È successa una cosa molto grave, che si aggiunge ai numerosi comportamenti maldestri di cui si è reso protagonista questo governo sul fronte della comunicazione o, meglio, della disinformazione: lunedì alcuni ambienti governativi hanno risposto alle diffuse critiche sulla mancata apertura del 4 maggio passando ai giornalisti un rapporto del comitato tecnico-scientifico, indicando loro il numero di 151 mila possibili terapie intensive che si sarebbero rese necessarie l’8 giugno nel caso Giuseppe Conte avesse invece riaperto buona parte delle attività.
L’indomani tutti giornali ovviamente hanno riportato la notizia, e soprattutto quel numero minaccioso, a sottolineare la saggezza della prudente decisione del governo. Solo che quello era uno scenario definito ieri «irrealistico» dagli stessi ricercatori del comitato tecnico-scientifico, cosa che nel passare la velina ai giornalisti gli ambienti governativi hanno preferito non far notare.
Ci siamo accorti di quello strabiliante numero di possibili terapie intensive, 151mila a fronte di un picco massimo all’apice della curva di poco più di 4 mila, perché un rispettato manager come Giovanni Cagnoli ha scritto che quei conti non gli tornavano, gli sembravano esorbitanti e frutto di un errore di calcolo. Dubbi condivisi anche da un professore ordinario di statistica epidemiologica dell’Università di Tor Vergata, Alessio Farcomeni, sentito da Linkiesta, così come dal direttore dell’Istituto Mario Negri Giuseppe Remuzzi in un’intervista al Corriere della Sera.

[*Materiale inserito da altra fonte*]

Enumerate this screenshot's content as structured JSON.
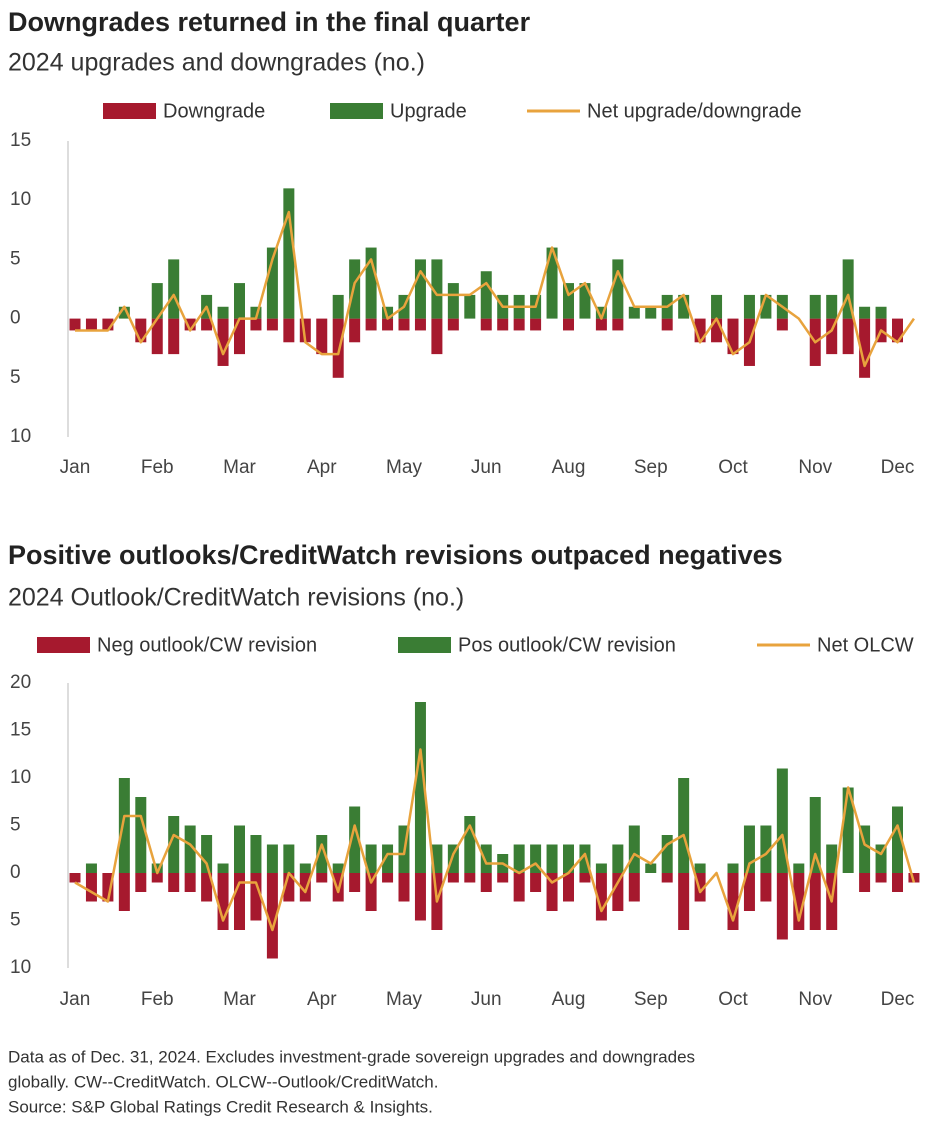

Ieri mattina, durante una lunga conferenza stampa, i ricercatori incaricati dall’Istituto superiore di sanità hanno difeso la loro metodologia di calcolo, che ancora non convince Cagnoli e Farcomeni, ma la cosa più importante detta dal ricercatore Stefano Merler della Fondazione Kessler è che quello dei centocinquantunomila pazienti in terapia intensiva era uno scenario «non considerato come realistico» dagli stessi che lo hanno ipotizzato, perché possibile dal punto di vista teorico soltanto se i cittadini e le istituzioni si dimenticassero di questi mesi passati in emergenza sanitaria e, una volta usciti di casa, approcciassero la vita quotidiana senza precauzioni come all’inizio della pandemia, ovvero senza dispositivi di protezione, senza rispettare le norme sanitarie e senza la minima conoscenza delle caratteristiche di trasmissibilità anche asintomatica del virus.
Ora, dal punto di vista della ricerca statistica, ovviamente ci sta prevedere il caso estremo e, appunto, «irrealistico», ma la mistificazione di questi giorni non riguarda i modelli matematici, la correttezza della metodologia e l’esattezza del calcolo, cosa che lascerei agli studiosi.
La questione è politica: per giustificare una scelta, peraltro anche condivisibile, di non far ripartire a pieno ritmo il paese, si è scelta la strada di far trapelare attraverso i mezzi di comunicazione un dato, quello dei centocinquantunomila possibili pazienti in terapia intensiva, che secondo i ricercatori, testuale, era stata calcolata «solo per darci un’idea di quello che potrebbe succedere ignorando che cos’è Covid», ma ben sapendo, ancora testuale, che «nessuno di noi si comporterà in un modo così sciocco da non assumere un minimo di protezioni».
Delle due l’una: chi ha passato quel documento ai giornali, indicando quel numero stratosferico e senza avvertire che era riferito a uno scenario irrealistico, o lo ha fatto non avendo capito lo studio del comitato tecnico scientifico oppure lo ha fatto con l’intenzione di manipolare l’opinione pubblica. Il dibattito è aperto su quale delle due ipotesi sia più preoccupante per il nostro paese.